Ценным подарком на этот раз оказалась шоколадка “Аленка”. Это подтвердило старую мысль о том, что Победу украли. Не хочется говорить, кто украл. Но на месте преступления осталась шоколадка.
— Не будь Сталина — войны бы не было! Обезглавил армию, разоружил границу, “не заметил” немецких приготовлений — спровоцировал нападение.
— Вероломное нападение!
— Нашел кому верить...
— Но ведь внезапное!
— Брось. Все, от Черчилля до Зорге, называли день и час.
— Но победили-то мы! Гордиться надо, а не хаять!
Прилетел инопланетянин. Ему загадка:
— Кто выиграл войну: тот, кто потерял пять миллионов человек, или тот, кто — тридцать?
Не угадает.
Мы победили. Мы проиграли.
Если считать павших — проиграли мы.
Если кровь ничего не стоит, то... опять мы.
...Девятого мая каждый год празднуем Победу. Как посмотришь, победа над Гитлером — единственное светлое пятно в нашей истории. Чем еще можем гордиться?
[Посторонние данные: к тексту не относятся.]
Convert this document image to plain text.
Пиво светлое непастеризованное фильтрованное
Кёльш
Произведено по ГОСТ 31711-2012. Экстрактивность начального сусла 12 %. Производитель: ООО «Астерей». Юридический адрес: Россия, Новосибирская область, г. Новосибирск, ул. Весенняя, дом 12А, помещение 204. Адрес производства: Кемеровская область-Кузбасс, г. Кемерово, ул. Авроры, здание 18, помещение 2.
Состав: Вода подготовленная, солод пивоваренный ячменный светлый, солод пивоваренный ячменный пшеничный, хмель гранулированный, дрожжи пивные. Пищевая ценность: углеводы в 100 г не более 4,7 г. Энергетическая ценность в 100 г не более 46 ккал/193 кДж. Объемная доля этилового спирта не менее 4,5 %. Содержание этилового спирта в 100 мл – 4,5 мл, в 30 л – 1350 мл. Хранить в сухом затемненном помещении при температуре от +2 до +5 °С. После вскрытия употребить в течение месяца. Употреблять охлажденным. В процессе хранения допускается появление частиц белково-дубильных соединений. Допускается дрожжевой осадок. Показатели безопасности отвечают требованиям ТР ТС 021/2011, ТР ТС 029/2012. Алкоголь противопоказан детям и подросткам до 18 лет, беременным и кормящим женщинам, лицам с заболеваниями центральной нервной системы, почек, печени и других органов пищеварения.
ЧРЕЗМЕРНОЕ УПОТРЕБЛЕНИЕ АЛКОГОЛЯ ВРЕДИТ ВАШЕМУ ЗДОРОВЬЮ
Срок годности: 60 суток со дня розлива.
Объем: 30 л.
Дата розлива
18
Коллективизация, террор, застой...
Сведущие люди, в том числе генералы и даже маршалы, устали доказывать, что не Сталин, а народ выиграл Войну. Мы (кроме, конечно, невменяемых) усвоили уже, сколь катастрофичны для нас были действия семинариста-генералиссимуса:
а) уничтожение талантливых полководцев и вообще командного состава Красной Армии (цифры публиковались много раз);
б) поставки в Германию (фашистскую, то есть агрессивную!) стратегического сырья, продовольствия, горючего, металла... вплоть до начала войны и даже еще пару дней после;
в) неизвлечение уроков из провала финской кампании;
г) ставка на кавалерию и непонимание того, что стратегия и тактика предстоящей войны будут отличаться от Гражданской;
д) аресты и террор в военной науках, в том числе посадка всех авиаконструкторов;
е) тупая вера в дружбу и честность фюрера (пункт сомнительный: весь мир видел, кто такой Гитлер. Как это Сталин, никому не веривший, убийце и предателю поверил?);
ж) разоружение старой границы до оборудования новой;
з) уничтожение лучших разведчиков “за провокации”;
и) трусливое бегство на дачу в июне 1941-го — страна без руководства, фронты без связи;
к) безоружное ополчение, брошенное под немецкие танки;
л) тупая самоубийственная тактика, неизменная во все годы войны: “взять город к празднику” — тактика, положившая в землю наших солдат из расчета семь к одному (а бывало и 20:1, и не в 1941-м, а в 1944-м);
м) зачисление пленных в “предатели Родины” и другие кровавые приказы;
н) ...
Неполный список занял пол-алфавита. Перечисленного довольно, чтобы расстрелять любого, пусть самого гениального вождя за государственную измену. (Но в том-то и дело, что Сталин сам и был государством, и зачислял в изменники, кого хотел.)
Чем больше мы узнаем о войне — тем необъяснимей Победа. В 1964-м — через почти двадцать лет после войны — я впервые услышал о заградотрядах — о гениальной системе беззаветной храбрости. Идешь в атаку — может быть, повезет, немцы не убьют. Отступишь — свои убьют обязательно. Кутузова за сдачу Москвы Сталин, конечно, расстрелял бы.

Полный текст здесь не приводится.